“I think he’s been unfairly treated. They’ve given Scott Quigg his title,” stated IBF super bantamweight champion Carl Frampton (21-0, 14 KOs), when asked about his thoughts on Guillermo Rigondeaux, whose titles were stripped several months ago for inactivity.
Frampton takes on Scott Quigg (31-0-2, 23 KOs) in a unification clash on Saturday, February 27, at the Manchester Arena, United Kingdom.
The unification fight means Frampton’s aforementioned IBF title will be up for grabs, as well as Quigg’s WBA “Super”’ title, formerly owned by Guillermo Rigondeaux. The winner will be obligated to face Rigondeaux, who is regarded as a “Champion in Recess” by the WBA.
Recently, a conference call was held, where the fighters spoke about their upcoming contest.
Prior to the fight being signed, Quigg enjoyed a second round stoppage of Kiko Martinez (35-6, 26 KOs) in July 2015, a foe Frampton has fought twice, and beaten twice.
On the same day as Quigg’s victory, Frampton battled to a unanimous decision win over underrated Alejandro Gonzalez Jr. (25-3-2, 15 KOs). Despite a unanimous decision, Frampton suffered two knockdowns, which surprised many.
When asked for his opinion on Frampton’s performance against Gonzalez, Quigg was critical, but refused to take confidence from the two knockdowns. “He got off to a shaky start,” Quigg said.
“I’ve always said he doesn’t fight well over [the course of a long] fight,” stated Quigg, who then implied Frampton’s performance was a result of not fighting in his native Northern Ireland, a place he believes is Frampton’s “comfort blanket.”
As expected, Quigg was then asked whether he feels he can knock Frampton out, after witnessing his knockdowns against Alejandro Gonzalez. “I land clean on any super bantamweight or featherweight in the world, I will knock them out.”
In response to Quigg’s assessment of his performance against Gonzalez, Frampton believed the knockdowns were the reason Quigg decided to fight him. “I’m going to call it a blessing in disguise,” Frampton stated.
“If I had went in and blew Alejandro Gonzalez away in one or two rounds then you guys wouldn’t be on the phone talking to me about Scott Quigg. Because, (I went down) in the first round is the only reason that [we’re fighting].”
Interestingly, despite Manchester being closer to home for Quigg, Frampton was adamant that the majority of the fans will be supporting him instead. “Actually, the majority of the fans will be rooting for me.”

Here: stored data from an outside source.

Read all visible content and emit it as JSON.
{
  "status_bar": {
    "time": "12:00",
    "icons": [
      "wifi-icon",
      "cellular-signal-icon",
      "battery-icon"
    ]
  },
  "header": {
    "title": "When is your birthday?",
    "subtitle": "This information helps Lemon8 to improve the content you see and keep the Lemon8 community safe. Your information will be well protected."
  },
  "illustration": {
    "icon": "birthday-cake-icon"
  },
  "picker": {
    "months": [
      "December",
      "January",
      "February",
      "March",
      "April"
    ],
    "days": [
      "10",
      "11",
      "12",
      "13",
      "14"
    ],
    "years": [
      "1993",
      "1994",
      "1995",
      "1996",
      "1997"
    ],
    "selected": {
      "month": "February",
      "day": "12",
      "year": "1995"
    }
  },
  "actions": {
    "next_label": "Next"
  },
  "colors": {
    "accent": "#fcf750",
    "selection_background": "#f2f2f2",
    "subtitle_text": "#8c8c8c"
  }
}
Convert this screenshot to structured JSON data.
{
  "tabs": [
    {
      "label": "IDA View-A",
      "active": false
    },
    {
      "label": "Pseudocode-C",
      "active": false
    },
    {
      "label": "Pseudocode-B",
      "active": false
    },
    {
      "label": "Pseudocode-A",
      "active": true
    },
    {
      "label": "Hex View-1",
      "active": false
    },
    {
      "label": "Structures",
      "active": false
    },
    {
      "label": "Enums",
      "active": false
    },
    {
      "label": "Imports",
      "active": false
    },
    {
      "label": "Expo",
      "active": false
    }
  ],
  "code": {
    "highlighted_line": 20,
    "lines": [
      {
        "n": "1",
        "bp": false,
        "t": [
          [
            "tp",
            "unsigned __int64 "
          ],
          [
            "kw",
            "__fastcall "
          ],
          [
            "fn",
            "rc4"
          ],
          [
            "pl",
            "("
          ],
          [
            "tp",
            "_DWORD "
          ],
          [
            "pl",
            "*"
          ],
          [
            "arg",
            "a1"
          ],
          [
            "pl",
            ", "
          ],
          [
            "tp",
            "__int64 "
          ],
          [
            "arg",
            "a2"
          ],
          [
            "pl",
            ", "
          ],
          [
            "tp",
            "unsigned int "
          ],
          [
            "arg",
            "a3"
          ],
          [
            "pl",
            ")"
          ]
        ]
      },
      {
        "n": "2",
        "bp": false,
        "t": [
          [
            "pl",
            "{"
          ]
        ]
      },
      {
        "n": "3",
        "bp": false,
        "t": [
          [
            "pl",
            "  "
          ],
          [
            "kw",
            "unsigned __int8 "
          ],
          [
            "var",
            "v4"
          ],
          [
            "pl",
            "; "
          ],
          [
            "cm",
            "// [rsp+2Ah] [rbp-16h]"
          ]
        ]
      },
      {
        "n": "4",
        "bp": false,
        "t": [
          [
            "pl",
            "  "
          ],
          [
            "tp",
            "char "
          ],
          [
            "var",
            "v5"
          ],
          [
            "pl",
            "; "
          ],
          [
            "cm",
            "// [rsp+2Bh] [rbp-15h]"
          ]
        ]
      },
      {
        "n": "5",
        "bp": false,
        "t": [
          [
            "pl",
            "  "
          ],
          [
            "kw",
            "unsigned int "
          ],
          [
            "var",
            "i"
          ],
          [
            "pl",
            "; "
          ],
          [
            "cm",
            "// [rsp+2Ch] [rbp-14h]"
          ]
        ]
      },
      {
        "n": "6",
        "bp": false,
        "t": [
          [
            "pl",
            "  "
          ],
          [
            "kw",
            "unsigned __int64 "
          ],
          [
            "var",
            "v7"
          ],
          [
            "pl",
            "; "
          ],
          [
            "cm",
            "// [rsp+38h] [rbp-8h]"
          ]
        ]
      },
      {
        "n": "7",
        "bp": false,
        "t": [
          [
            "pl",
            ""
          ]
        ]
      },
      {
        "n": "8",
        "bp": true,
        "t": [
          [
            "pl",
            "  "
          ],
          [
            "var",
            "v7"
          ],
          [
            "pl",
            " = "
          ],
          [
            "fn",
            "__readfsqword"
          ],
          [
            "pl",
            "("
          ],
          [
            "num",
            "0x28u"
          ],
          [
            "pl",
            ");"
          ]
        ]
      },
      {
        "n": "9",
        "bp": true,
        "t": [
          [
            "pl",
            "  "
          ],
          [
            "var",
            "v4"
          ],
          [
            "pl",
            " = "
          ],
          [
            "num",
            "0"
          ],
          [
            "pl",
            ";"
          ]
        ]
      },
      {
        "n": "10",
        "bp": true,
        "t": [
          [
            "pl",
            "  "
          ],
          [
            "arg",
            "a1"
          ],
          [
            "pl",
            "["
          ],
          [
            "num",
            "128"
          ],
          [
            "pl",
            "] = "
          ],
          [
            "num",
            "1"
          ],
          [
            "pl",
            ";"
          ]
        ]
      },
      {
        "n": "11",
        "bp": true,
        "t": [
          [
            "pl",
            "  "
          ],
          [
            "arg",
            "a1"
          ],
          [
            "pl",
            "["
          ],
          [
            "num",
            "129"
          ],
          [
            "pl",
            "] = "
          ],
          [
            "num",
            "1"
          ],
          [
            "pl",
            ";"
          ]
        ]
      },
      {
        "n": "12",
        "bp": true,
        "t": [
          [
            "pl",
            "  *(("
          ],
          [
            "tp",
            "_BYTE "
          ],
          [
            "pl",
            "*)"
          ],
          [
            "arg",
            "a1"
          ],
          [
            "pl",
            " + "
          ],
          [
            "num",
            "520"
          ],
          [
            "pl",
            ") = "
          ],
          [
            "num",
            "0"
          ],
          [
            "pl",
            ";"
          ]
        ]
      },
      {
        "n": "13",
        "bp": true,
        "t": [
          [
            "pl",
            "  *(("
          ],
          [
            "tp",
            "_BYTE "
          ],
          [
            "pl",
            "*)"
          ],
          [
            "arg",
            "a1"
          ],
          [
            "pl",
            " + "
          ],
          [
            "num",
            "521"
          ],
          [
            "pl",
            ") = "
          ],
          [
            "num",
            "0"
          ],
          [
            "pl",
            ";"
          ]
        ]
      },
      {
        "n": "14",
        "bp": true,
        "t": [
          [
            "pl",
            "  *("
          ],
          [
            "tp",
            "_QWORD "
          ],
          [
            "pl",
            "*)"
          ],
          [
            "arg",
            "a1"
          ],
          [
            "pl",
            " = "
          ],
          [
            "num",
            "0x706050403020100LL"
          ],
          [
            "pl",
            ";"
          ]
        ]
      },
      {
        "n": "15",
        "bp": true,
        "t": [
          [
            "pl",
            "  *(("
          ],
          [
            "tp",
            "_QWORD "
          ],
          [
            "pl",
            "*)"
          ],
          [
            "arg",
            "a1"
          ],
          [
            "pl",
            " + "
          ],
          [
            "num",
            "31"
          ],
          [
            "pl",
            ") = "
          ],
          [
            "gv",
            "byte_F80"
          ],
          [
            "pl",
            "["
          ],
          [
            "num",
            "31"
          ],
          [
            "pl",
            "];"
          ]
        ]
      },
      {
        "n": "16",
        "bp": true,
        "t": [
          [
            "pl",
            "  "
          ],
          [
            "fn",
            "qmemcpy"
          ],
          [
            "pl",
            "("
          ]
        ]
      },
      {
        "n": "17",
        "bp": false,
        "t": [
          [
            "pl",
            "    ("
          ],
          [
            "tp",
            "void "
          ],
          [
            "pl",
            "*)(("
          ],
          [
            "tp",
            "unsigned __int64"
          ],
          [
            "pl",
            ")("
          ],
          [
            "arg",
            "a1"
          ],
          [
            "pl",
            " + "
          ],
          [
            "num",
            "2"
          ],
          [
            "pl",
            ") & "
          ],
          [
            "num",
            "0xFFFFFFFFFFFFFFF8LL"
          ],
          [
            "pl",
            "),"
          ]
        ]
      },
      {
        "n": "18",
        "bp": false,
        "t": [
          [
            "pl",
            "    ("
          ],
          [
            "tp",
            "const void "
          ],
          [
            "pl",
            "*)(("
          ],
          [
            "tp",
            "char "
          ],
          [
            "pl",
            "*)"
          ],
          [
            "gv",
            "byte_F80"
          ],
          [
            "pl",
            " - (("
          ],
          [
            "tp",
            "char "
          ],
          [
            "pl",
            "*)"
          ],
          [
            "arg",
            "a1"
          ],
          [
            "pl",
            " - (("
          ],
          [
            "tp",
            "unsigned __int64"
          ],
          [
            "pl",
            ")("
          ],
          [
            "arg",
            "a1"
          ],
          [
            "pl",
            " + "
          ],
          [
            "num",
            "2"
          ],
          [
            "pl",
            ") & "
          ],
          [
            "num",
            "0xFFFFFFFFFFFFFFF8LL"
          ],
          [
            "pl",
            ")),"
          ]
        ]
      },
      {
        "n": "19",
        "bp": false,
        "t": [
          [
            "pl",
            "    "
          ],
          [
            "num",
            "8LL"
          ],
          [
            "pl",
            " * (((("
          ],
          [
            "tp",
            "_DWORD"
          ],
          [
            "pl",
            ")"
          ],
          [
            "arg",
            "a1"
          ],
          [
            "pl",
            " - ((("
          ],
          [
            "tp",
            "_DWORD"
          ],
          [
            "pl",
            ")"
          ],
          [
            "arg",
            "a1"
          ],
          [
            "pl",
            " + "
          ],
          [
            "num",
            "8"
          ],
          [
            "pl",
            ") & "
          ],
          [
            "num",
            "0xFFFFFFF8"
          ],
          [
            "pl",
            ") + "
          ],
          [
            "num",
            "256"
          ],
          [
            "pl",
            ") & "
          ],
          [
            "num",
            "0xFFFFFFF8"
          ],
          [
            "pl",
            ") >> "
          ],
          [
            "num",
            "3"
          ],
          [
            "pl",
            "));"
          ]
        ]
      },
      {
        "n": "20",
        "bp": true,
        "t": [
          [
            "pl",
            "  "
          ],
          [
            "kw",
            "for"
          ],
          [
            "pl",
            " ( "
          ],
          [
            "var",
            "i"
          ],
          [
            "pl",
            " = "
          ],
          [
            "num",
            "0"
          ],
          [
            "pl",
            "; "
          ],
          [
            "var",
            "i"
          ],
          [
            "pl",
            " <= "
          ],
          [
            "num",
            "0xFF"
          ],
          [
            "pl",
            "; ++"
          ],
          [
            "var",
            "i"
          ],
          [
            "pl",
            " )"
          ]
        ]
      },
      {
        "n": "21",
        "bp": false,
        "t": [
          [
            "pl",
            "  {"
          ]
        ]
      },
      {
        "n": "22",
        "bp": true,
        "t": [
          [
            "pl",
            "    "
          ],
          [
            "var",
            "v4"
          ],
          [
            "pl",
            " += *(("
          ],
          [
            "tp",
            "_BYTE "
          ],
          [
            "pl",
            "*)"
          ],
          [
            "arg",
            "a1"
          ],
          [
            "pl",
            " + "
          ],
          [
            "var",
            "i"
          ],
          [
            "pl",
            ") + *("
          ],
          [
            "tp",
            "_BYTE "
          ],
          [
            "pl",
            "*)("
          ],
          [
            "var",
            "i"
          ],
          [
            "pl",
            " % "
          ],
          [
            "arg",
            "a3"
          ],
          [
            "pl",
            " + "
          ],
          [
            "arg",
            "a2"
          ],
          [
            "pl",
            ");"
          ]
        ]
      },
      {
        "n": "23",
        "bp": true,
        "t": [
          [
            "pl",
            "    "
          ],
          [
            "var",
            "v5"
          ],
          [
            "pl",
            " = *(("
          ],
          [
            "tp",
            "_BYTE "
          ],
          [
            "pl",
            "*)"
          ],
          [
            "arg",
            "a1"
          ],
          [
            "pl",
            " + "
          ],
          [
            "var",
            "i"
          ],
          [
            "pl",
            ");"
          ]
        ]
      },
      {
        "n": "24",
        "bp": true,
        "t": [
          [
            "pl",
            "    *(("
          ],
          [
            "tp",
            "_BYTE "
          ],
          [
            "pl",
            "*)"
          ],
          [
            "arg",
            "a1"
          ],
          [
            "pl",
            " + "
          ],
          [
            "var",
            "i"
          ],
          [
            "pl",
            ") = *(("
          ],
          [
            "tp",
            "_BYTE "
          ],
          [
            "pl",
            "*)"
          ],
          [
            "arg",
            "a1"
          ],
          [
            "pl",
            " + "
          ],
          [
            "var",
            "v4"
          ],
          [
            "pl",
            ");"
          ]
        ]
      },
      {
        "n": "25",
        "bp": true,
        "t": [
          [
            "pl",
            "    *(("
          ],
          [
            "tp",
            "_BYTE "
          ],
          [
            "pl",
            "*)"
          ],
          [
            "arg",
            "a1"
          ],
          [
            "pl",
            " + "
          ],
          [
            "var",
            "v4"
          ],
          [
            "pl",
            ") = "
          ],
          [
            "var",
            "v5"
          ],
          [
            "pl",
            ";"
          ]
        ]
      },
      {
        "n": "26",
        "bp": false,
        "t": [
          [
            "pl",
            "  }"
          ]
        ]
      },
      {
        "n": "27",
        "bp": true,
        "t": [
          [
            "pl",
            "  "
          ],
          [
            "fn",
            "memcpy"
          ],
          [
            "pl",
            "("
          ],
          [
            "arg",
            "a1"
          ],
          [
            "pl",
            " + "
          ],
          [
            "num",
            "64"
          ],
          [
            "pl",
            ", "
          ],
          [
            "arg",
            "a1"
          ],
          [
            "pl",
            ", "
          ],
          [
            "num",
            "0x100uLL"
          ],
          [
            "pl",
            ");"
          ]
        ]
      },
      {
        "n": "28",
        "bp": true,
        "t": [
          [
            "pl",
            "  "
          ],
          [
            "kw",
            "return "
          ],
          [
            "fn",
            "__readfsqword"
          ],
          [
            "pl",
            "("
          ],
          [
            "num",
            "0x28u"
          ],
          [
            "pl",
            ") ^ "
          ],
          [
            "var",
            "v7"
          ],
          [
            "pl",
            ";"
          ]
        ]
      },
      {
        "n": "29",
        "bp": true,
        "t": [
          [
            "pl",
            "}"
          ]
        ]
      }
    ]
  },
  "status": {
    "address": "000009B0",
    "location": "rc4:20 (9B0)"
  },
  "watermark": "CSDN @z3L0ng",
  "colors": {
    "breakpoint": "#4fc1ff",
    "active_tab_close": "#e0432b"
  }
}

“I’ll have at least 70 percent of the support in the arena. I have no doubt about that. So, it may feel a bit more [like a home game] for Scott. But when he’s standing on the ramp and gets a worse reception than me, let’s see how he deals with that.”
Frampton was then asked about the positive state of British boxing currently. “It’s a good time for British boxing,” Frampton said.
“There’s gonna be one less [world champion] by the time me and Quigg fight, but I know it’s not gonna be me.”
Additionally, Quigg was also impressed with how British boxing is currently operating. “I think the boxing at the moment in Ireland and England is the best it’s been,” Quigg said.
“When you’ve got all these world champions now coming from, you know, the UK, you seem to bounce and thrive off each other [and I think it shows] we are as good as, you know, the fighters in the U.S. and Mexico.”
One thing for certain is this all-British fight has the potential to affect boxing internationally, with some appealing fights for the winner in the U.S. specifically.
Hours after Frampton vs. Quigg square off, Leo Santa Cruz, a possible future opponent, will defend his WBA featherweight title against a fighter both Frampton and Quigg know well; Kiko Martinez.
Conclusively, the worldwide interest for this fight is evident, with Showtime Extreme broadcasting the bout in the United States in the late afternoon, and Showtime showing an encore in the evening.